The Computer Architecture lab is dedicated to the engineering of machines that learn faster, compute more efficiently, operate safer, program easier, and integrate more responsibly. It aims to be an inviting and interdisciplinary space to rethink what a computer system can be.
The Bionic Vision Lab is an interdisciplinary group that combines expertise in computational neuroscience, neuroengineering, and human-computer interaction. The lab’s particular focus is on bionic vision, in which brain-computer interfaces serve as a tool to study the neural mechanisms of visual perception in people with vision loss, with the ultimate goal of restoring useful vision to people who are blind.
Our expertise is in matrices, graphs, and computation. Our research is in combinatorial scientific computing, high-performance graph algorithms, tools and software for computational science and engineering, and numerical linear algebra. We are interested in applications across the entire spectrum of computational science and data analysis.
The research of Professor Gibou is at the interface between Computational and Engineering Sciences. It is focused on the design of high resolution computational methods for large scale computations and their use for a variety of applications including Computational Materials Science, Computational Fluid Dynamics and Computational Biology.
Focus on mathematical modeling and machine learning, applied to networked systems in biology and medicine. Current projects include development of algorithms and software for both simulation and inference of discrete stochastic systems, uses of machine learning applied to medical data to improve the care of trauma patients, mathematical modeling of brain processes in migraine, unraveling neural communication in learning, inference of network structure of communities of neurons, and mathematical modeling of the process of cell polarization.
The CS Theory Lab focuses on foundations of computer science, areas of study include, but are not limited to, algorithms and data structures, complexity theory, randomness and computing, graph theory, computational geometry, statistical physics and quantum computing.
DSL conducts research investigations broadly in the areas of databases, distributed systems, large-scale infrastructures encompassing cloud computing, datacenter technologies, and big data. During its existence DSL has imparted research training to a large number of students including PhDs, Masters, and undergraduate students.
Our research focuses on machine learning and data mining, social networks, brain networks, and bioinformatics.
UCSB's GameLab provides a supportive and educational environment for students to pursue their creative endeavors in game development and learn more about the development of games. We welcome people of all skills and skill levels who are interested in any aspect of game development, whether it be programming, art, writing, sound design, production, or the many other fields that go into crafting great games.
Advancing machine learning theory, algorithms and applications.
The MOMENT Lab focuses on two areas of research: mobile networking, and information and communication technologies for development (ICTD). In many projects, we apply our nearly two decades of expertise in mobile and wireless networking to solve problems in ICTD. Within this space, the MOMENT lab works on the development of network solutions, primarily but not exclusively wireless, suitable to the constraints of developing and underdeveloped regions of the world.
The UC Santa Barbara NLP group studies the theoretical foundation and practical algorithms for language technologies. We tackle challenging learning and reasoning problems under uncertainty, and pursue answers via studies of machine learning, deep learning, and interdisciplinary data science.
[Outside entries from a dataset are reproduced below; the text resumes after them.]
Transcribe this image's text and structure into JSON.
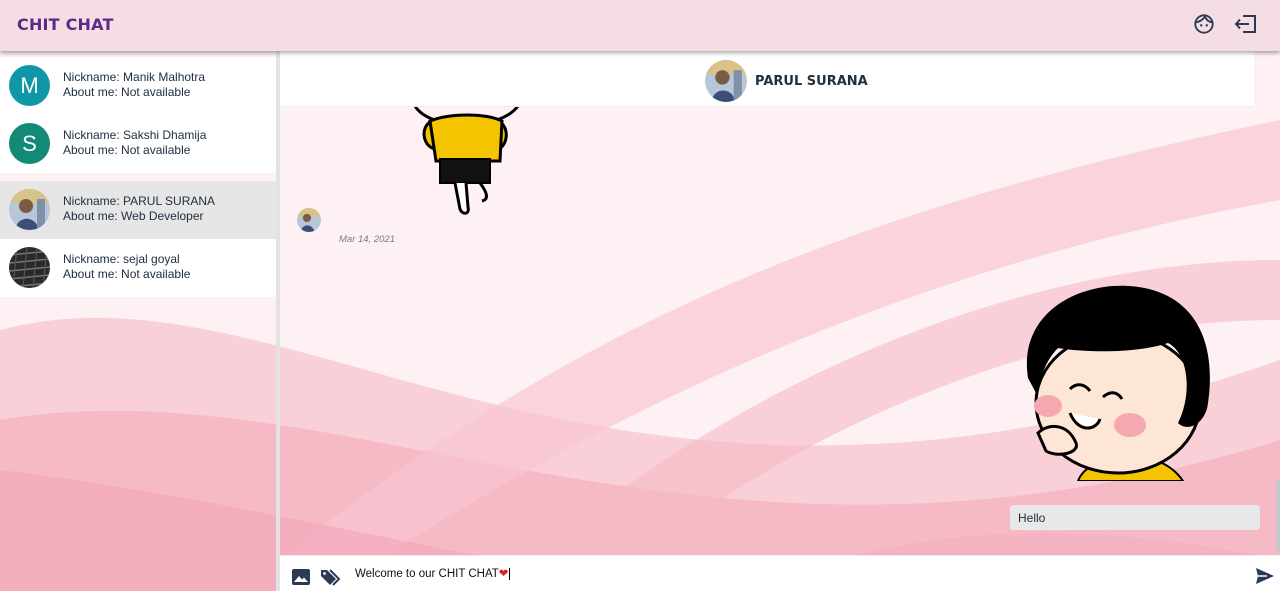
{
  "header": {
    "app_title": "CHIT CHAT",
    "profile_icon": "face-icon",
    "logout_icon": "logout-icon"
  },
  "contacts": [
    {
      "avatar_letter": "M",
      "avatar_color": "#0f97a8",
      "nickname": "Nickname: Manik Malhotra",
      "about": "About me: Not available",
      "active": false
    },
    {
      "avatar_letter": "S",
      "avatar_color": "#138a78",
      "nickname": "Nickname: Sakshi Dhamija",
      "about": "About me: Not available",
      "active": false
    },
    {
      "avatar_letter": "",
      "avatar_color": "#8aa0b8",
      "nickname": "Nickname: PARUL SURANA",
      "about": "About me: Web Developer",
      "active": true
    },
    {
      "avatar_letter": "",
      "avatar_color": "#444444",
      "nickname": "Nickname: sejal goyal",
      "about": "About me: Not available",
      "active": false
    }
  ],
  "chat": {
    "peer_name": "PARUL SURANA",
    "messages": [
      {
        "type": "sticker",
        "side": "incoming",
        "description": "boy-sticker"
      },
      {
        "type": "meta",
        "date": "Mar 14, 2021"
      },
      {
        "type": "sticker",
        "side": "outgoing",
        "description": "girl-sticker"
      },
      {
        "type": "text",
        "side": "outgoing",
        "text": "Hello"
      }
    ]
  },
  "composer": {
    "value_text": "Welcome to our CHIT CHAT",
    "value_emoji": "❤",
    "image_icon": "image-icon",
    "sticker_icon": "tag-icon",
    "send_icon": "send-icon"
  },
  "colors": {
    "accent": "#5b2a86",
    "header_bg": "#f5dde4",
    "bg_pink": "#f7b8c4",
    "active_row": "#e6e6e6",
    "text_dark": "#203040"
  }
}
Broadly, we are interested in designing scalable inference and learning algorithms to analyze massive datasets with complex structures.
As AI decouples intelligence from consciousness, as XR technologies transform perception, and as matter becomes machine manipulable, three key questions about the future arise: 1) what will newer AI-infused experiential interfaces look like where digital bits occupy space and algorithms have faces, 2) what can we learn about human behavior through human-AI interaction and how can AI models learn from human behavior, and 3) how will a shift from data-centric to human-centric AI systems augment our capabilities and enrich our lives?
Investigating the design, analysis, and implementation of Programming Languages.
Our research interests include programming systems, edge/cloud computing and services, cyber-physical and Internet of Things (IoT) deployments, distributed/resilient systems, resource constrained devices, high-performance computing, AI/ML and data analysis systems, monitoring and adaptive optimization, energy/carbon efficiency, privacy and security for IoT/CPS, and applications in digital agriculture, meteorology, and ecology.
SEAL research focuses on, but not limited to, electronic design automation, computer architecture, compiler, programming langauage, and systems design. Current research projects include domain specific accelerator, novel memory architecture, interconnect architecture, heterogeneous system architecture, and novel programmming system designs for quantum computing and machine learning.
Research conducted includes web search, information retrieval and mining.
The Computer Security Group at UCSB works on tools and techniques for designing, building, and validating secure software systems. The group's research focus is on vulnerability analysis, cloud security, malware and the underground economy, smartphone and IoT security, and the security of web-based applications.
UCSB Systems and Networking Lab builds state-of-the-art computer systems, especially those focused on autonomous network management and privacy protection. The group's research interests are in computer systems and networking. A particular focus is on problems in systems and networking that intersect with machine learning and privacy. We are working on self-driving networks, which studies how machine learning can be applied to automate network-management tasks at scale.
Research at VLab focuses on automated verification techniques and their application to software in order to improve software security and dependability.